The other dark side is that half of the email you send from your fastmail account will still be going to Gmail and hence can still be used by Google to build a profile of you, if they so desire.
After reading GMail's announcement about dynamic email and your position statement on AMP, I am thankful to have switched to FastMail and looking forward to remaining your customer. I'm writing to ask you not to implement AMP dynamic email. Even though you don't have a huge slice of the email market, your customers are probably disproportionately privileged and informed (they choose to pay for email...), which positions you to resist these erosions to privacy and democracy in ways that individuals can't.
More pragmatically, I see your non-support of AMP as a big feature. If you don't support AMP, companies can't as easily put pressure on me to use a communication channel where they have all the control.
As a FastMail customer and strong AMP opposer, I do understand FastMail's position that they may support AMP for compatibility. It's the unfortunate nature of the beast that most people have Gmail, and emails are hence sent under the expectation that the end user probably has Gmail. FastMail would be shooting itself in the foot to not implement AMP for Email if it becomes popular, because people expect their email service to work with the emails everyone else is sending.
However, if FastMail does add AMP for Email support, I expect them to do much more to ensure I can see the historical record of AMP data, and for them to take significant measures to ensure that user privacy is protected. And of course, that we can just shut it off.
>forwarding my gmail and using a signature asking people to update their address book.
That's why everyone should use e-mail with their own domain name. It gives you freedom to change e-mail provider whenever you want, without having to notify anyone about it.
Yeah, I switched my main domain email over to Fastmail two weeks ago (still on the free trial!). I'm liking it so far.

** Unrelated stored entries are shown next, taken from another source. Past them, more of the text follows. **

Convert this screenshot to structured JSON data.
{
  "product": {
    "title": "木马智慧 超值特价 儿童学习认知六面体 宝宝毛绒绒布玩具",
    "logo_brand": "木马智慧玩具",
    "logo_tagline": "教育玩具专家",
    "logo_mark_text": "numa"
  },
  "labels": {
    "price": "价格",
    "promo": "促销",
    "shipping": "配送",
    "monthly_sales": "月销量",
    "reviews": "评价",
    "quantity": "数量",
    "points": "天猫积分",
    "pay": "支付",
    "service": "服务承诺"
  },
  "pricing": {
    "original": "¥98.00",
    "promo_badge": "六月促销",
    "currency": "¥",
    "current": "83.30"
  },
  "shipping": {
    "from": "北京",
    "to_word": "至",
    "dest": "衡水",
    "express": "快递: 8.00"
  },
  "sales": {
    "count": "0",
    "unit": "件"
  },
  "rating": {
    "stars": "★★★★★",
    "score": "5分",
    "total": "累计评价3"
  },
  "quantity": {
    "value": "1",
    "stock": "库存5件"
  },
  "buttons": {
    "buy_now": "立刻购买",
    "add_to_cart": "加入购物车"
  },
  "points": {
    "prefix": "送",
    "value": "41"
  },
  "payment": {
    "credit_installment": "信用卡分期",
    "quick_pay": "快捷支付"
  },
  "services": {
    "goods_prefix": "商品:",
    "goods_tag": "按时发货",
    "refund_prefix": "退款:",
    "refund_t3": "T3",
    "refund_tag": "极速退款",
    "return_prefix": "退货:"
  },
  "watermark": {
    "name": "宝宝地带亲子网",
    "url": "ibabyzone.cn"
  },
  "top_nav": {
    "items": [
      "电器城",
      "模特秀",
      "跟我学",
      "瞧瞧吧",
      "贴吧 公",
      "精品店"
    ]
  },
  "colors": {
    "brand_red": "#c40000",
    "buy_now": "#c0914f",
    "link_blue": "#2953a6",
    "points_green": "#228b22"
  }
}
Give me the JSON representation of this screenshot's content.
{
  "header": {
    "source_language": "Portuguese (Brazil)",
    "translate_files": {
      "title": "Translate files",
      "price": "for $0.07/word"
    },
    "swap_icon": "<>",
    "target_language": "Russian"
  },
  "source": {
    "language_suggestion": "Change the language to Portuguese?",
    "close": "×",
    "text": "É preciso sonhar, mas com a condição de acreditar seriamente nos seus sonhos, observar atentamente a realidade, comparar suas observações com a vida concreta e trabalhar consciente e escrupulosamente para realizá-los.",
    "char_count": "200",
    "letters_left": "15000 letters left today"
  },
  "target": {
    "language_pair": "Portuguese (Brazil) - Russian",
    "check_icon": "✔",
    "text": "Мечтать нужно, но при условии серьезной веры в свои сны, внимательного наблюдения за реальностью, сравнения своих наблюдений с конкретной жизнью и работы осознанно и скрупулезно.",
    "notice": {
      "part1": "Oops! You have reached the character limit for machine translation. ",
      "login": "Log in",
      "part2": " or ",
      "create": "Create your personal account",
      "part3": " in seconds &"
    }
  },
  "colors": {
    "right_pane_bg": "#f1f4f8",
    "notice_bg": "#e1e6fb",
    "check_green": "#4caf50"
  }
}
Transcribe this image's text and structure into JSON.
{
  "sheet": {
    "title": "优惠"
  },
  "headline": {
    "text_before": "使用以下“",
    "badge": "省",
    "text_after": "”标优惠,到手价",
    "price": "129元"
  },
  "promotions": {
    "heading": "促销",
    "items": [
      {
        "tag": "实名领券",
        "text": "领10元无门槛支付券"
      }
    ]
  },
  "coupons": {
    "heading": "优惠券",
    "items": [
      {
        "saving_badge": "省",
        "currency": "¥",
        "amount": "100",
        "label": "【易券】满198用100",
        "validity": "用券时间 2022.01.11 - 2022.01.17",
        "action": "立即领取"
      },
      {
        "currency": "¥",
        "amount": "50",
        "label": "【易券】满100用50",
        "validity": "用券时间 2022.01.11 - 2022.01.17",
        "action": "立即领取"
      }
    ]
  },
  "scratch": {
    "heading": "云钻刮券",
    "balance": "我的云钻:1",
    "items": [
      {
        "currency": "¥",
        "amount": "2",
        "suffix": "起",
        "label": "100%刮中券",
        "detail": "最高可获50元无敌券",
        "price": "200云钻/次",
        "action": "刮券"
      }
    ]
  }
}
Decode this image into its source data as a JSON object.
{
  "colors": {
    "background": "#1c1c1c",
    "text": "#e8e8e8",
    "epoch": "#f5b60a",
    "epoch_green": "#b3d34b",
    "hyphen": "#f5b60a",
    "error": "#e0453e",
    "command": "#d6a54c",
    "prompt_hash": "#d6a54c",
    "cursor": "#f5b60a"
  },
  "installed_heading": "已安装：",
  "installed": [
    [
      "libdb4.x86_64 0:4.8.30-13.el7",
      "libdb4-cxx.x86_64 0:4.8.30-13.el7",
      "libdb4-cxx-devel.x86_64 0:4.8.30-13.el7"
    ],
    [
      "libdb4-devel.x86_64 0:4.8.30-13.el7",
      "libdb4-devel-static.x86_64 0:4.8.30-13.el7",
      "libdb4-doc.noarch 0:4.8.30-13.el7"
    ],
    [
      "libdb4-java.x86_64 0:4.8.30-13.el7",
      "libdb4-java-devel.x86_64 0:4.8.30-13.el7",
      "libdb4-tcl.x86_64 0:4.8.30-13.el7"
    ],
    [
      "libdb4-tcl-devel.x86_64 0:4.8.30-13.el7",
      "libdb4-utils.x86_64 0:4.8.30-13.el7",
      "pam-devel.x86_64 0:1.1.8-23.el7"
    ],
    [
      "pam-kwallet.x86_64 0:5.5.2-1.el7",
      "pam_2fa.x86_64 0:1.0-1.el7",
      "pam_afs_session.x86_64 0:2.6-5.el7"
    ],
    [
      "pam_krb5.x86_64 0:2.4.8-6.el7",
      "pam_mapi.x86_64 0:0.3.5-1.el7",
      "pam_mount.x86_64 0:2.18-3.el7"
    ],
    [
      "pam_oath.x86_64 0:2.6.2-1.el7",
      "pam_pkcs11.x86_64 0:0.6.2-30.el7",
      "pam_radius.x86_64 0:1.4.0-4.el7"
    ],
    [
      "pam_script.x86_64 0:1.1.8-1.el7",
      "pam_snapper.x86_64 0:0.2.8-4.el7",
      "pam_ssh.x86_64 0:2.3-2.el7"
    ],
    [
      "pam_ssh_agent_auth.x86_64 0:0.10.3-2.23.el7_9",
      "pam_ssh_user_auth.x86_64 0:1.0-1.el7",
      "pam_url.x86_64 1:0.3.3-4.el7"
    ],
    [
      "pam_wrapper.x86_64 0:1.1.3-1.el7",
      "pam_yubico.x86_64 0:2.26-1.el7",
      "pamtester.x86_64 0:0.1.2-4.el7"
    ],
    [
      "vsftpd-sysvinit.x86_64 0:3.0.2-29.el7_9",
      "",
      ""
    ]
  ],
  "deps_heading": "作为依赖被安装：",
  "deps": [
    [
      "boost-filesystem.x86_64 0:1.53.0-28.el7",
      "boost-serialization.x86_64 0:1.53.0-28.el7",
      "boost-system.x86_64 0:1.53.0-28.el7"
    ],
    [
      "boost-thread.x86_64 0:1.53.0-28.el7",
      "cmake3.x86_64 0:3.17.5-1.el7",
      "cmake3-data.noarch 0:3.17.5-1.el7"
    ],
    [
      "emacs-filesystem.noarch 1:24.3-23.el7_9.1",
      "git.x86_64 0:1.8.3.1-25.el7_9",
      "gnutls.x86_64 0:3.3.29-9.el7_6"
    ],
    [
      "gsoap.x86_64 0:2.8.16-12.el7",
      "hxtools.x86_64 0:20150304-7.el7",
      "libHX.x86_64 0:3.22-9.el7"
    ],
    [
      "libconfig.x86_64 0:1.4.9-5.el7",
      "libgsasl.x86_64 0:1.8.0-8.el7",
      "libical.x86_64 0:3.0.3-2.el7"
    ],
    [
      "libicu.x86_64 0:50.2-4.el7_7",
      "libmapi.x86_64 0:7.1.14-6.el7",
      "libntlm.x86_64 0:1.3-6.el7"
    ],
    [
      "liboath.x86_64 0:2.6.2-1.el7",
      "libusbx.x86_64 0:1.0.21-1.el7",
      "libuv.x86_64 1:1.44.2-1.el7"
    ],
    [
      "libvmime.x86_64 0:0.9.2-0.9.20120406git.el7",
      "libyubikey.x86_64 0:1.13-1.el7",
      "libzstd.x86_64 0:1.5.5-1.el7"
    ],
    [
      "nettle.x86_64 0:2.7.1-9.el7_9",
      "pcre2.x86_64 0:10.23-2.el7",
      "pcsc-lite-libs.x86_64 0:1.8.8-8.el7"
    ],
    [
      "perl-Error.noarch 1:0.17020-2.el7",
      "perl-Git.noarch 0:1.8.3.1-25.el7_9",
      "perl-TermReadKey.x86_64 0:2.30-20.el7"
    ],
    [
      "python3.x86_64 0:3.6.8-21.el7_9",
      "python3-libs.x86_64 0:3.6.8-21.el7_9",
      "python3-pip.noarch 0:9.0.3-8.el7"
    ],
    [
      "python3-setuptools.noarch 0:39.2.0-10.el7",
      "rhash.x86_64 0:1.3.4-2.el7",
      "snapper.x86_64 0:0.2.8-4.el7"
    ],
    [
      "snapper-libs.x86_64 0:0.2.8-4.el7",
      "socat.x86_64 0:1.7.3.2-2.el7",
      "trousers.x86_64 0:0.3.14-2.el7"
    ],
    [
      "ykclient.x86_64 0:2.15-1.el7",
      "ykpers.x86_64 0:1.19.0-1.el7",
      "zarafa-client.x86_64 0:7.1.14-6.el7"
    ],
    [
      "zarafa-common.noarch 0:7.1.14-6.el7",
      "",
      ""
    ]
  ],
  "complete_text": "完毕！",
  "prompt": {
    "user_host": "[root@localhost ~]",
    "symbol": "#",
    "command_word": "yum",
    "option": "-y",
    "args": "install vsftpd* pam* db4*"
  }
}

I just switched the MX records over, hopefully I can keep my grandfathered free G-suite account as a searchable archive for the time being (I should also back-up all the mail in there but haven't had time to). It wasn't quite organised enough for me to want to bring it over.
I'm using DuckDuckGo for search now on my home laptop and phone, Safari on my Mac and Firefox on Windows machines instead of Chrome, Apple Maps on my phone. The one thing I can't see moving off at this point though is YouTube since so much of the content I watch is only there.
To be fair. In some places at least there are regulation in place and non E2E-encrypted email is an insecure channel. The webbased inbox, mostly integrated in the respective e-banking platform is actually the most convenient and safe way to communicate with a bank. You (sadly) can't reasonably expect regular clients to know about and care to use PGP.
For OP it shouldn't be a big deal, because forwarding is just a temporary aid while transitioning from one email address to the other.
I've just about completed the move (to runbox) without forwarding and it wasn't that big of deal. Just set aside a bit of time every once in a while to update all the accounts that are still sending to my gmail account.
Eventually I'll set up a permanent auto-reply saying "this account is no longer monitored, please contact me at xxxxxxx@runbox.com".
Forwarding is definitely not just “a temporary aid.” To others, forwarding is quite transparent, your original address is the one they associate you with until you make the effort of switching
Back when it was announced, several people brought concerns up with the supposedly open AMP project, and they were closed or locked, and the head of AMP blocked us. During that time, we found out that while AMP was supposedly "open", Google teams such as Gmail and Search would implement it however they wanted, and that no open governance would impact them at all. In essence, the idea that it was open was only so far as Google would also like you to implement whatever Google was already doing.